Presque un mois après avoir annoncé des mesures pour accélérer l'accueil de réfugiés syriens au Canada, le gouvernement conservateur n'a toujours pas posé les gestes promis.

Le 19 septembre dernier, Ottawa a annoncé une série de mesures pour s'assurer que toutes les demandes de réfugiés syriens déjà reçues soient traitées «avant la fin décembre» et que 10 000 réfugiés syriens puissent s'installer au Canada avant septembre 2016, soit 15 mois plus tôt que prévu.

Cette annonce avait été provoquée par le tollé soulevé devant l'image d'Alan Kurdi, petit garçon syrien mort noyé en tentant de rejoindre l'Europe.

Un mois plus tard, le gouvernement conservateur n'a toujours pas doublé, tel qu'annoncé, le nombre d'employés au pays qui sont à évaluer les nouvelles demandes de parrainage de réfugiés. Ils sont donc encore seulement 15 fonctionnaires à faire ce travail, en attendant les renforts.

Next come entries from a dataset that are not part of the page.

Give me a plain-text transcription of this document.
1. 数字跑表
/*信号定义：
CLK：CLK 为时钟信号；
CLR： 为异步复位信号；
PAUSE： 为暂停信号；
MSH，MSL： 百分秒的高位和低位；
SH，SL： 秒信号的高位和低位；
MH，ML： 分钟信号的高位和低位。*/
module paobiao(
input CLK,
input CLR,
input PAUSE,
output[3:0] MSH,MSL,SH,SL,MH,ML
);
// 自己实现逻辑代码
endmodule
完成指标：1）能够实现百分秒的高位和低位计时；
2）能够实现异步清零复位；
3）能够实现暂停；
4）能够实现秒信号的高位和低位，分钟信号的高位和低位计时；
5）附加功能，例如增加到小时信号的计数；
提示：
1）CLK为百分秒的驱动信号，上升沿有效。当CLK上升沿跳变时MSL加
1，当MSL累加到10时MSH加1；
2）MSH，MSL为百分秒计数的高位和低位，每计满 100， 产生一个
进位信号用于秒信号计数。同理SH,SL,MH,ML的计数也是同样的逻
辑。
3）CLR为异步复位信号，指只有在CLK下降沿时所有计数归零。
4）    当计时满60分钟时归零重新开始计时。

Pour ce qui est des agents de visas supplémentaires promis aux ambassades, on continue, au ministère de la Citoyenneté et de l'Immigration, à parler de leur envoi au futur.

Une «coordonnatrice spéciale» nommé discrètement

Cependant, le 5 octobre, Ottawa a nommé, sans tambour ni trompette, une «coordonnatrice spéciale de la réinstallation des réfugiés syriens et iraquiens». On ignore le mandat exact de Deborah Tunis, qui a quitté sa retraite pour prendre le poste.

Le 19 septembre, on annonçait que ce coordonnateur devrait, entre autres, aider «les Canadiens souhaitant secourir les réfugiés à communiquer avec des organismes de parrainage expérimentés».

«C'est quelqu'un qui connait déjà le milieu, qui connait le ministère», s'est réjouie Janet Dench, du Conseil canadien des réfugiés (CCR).

Mais Mme Dench s'inquiète pour le reste. Ainsi, elle n'a toujours rien vu de concret pour appliquer une mesure majeure annoncée il y a un mois. «Nous dispenserons temporairement les Syriens et les Iraquiens de l'obligation de fournir une preuve du statut de réfugié pour pouvoir être parrainés», pouvait-on lire dans l'annonce.

«C'est un règlement qui exige ça», souligne Mme Dench en parlant de cette preuve de statut. «Comment ils vont éviter l'impact du règlement? (...) C'est la loi au Canada. Il faut soit changer le règlement, soit utiliser un processus discrétionnaire pour exempter ces réfugiés du règlement», explique-t-elle.

Le ministre sortant de la Citoyenneté et de l'Immigration, Chris Alexander, avait fait grand cas de la suspension de sa campagne électorale, le 3 septembre, pour prendre le temps de gérer ce dossier. M. Alexander était de retour dans son comté d'Ajax moins de 24 heures après avoir suspendu ses activités électorales.

Le samedi 19 septembre, il annonçait la série de mesures qui devaient calmer la colère suscitée par la mort du petit Kurdi.

Depuis, une série de révélations sur le dossier des réfugiés syriens a mis le gouvernement conservateur sortant dans l'embarras.

On a ainsi appris que le bureau du premier ministre avait ordonné la suspension, en juin, du traitement des dossiers référés par le Haut-Commissariat aux réfugiés des Nations unies (HCR). Cette suspension ne visant pas les réfugiés parrainés par des organismes privés, on a pu supposer que le gouvernement conservateur a voulu ralentir l'entrée de réfugiés musulmans sunnites.

Le gouvernement conservateur ne s'est jamais caché de vouloir donner la priorité aux réfugiés syriens chrétiens et membres d'autres minorités, un choix dénoncé par plusieurs organismes humanitaires, dont le CCR.

Selon des sources de La Presse Canadienne, c'est Stephen Harper lui-même qui a ordonné, il y a environ un an, qu'on donne la priorité aux réfugiés chrétiens, allant ainsi à l'encontre des conseils des fonctionnaires.